While these immigrants still qualify for these legal pathways, the processing pause will create longer delays than already exist for those immigrating to the United States.
The pause on applications applies to programs that allow migrants to come to the United States legally through an immigration policy known as parole. What is parole?
Parole is a power Congress granted to the executive branch to allow people to enter the United States temporarily, often for humanitarian reasons. Parole under Uniting for Ukraine was precisely this — temporary humanitarian entry to the United States for Ukrainians, whose country is an active war zone due to the egregious invasion by Russia. Parole for CHNV applicants provided a vetted legal option for migrants who wanted to request protection in the United States while still in their home country rather than paying a smuggler to bring them to the U.S.-Mexico border to request asylum.
While new migrants can’t come to the United States through parole programs, what does this pause mean for migrants currently in the U.S. under this law?

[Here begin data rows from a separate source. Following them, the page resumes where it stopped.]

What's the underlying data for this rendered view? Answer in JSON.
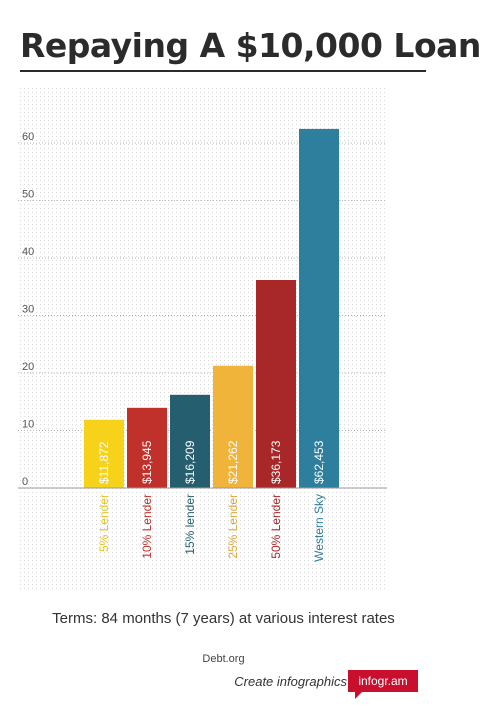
{
  "title": "Repaying A $10,000 Loan",
  "subtitle": "Terms: 84 months (7 years) at various interest rates",
  "source": "Debt.org",
  "credit": {
    "text": "Create infographics",
    "badge": "infogr.am"
  },
  "chart_data": {
    "type": "bar",
    "categories": [
      "5% Lender",
      "10% Lender",
      "15% lender",
      "25% Lender",
      "50% Lender",
      "Western Sky"
    ],
    "values": [
      11.872,
      13.945,
      16.209,
      21.262,
      36.173,
      62.453
    ],
    "value_labels": [
      "$11,872",
      "$13,945",
      "$16,209",
      "$21,262",
      "$36,173",
      "$62,453"
    ],
    "bar_colors": [
      "#f7d21b",
      "#c0312b",
      "#255f6f",
      "#f0b43a",
      "#a8282a",
      "#2e7e9e"
    ],
    "label_colors": [
      "#e8c316",
      "#c0312b",
      "#255f6f",
      "#e0a53a",
      "#a8282a",
      "#2e7e9e"
    ],
    "y_ticks": [
      0,
      10,
      20,
      30,
      40,
      50,
      60
    ],
    "ylim": [
      0,
      60
    ],
    "grid": true
  }
}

This pause means that these individuals, who are seeking to use lawful immigration pathways that exist in current U.S. law, are not currently able to access those pathways. Parole is temporary. If that parole expires without an extension, which must be granted by the executive branch, those individuals must leave or face removal. The pause means that the parole may expire before the applications for these other lawful pathways are approved.
How will this pause in applications and parole programs affect the U.S. immigration system?
The U.S. legal immigration system, in a typical year, admits 1 million immigrants. This is fewer than the number we need to maintain our labor force and population growth. Some lawful pathways are horrendously backlogged. Some green card categories make applicants wait decades before their green card is granted because of per-country caps that limit the number of green cards awarded annually. Pausing lawful programs like these exacerbates backlogs.
While these parole programs were politically controversial, they admitted migrants via legal pathways, boosting our labor force at a time when the United States has millions of open jobs and not enough native-born people to fill them. Parole programs, asylum and Temporary Protected Status are not perfect immigration vehicles — better policy would be to expand green cards to include more people with skills to fill open jobs.
Only Congress can make that change to the law. Until Congress acts, these other legal migration channels do benefit the U.S. economy by providing willing workers.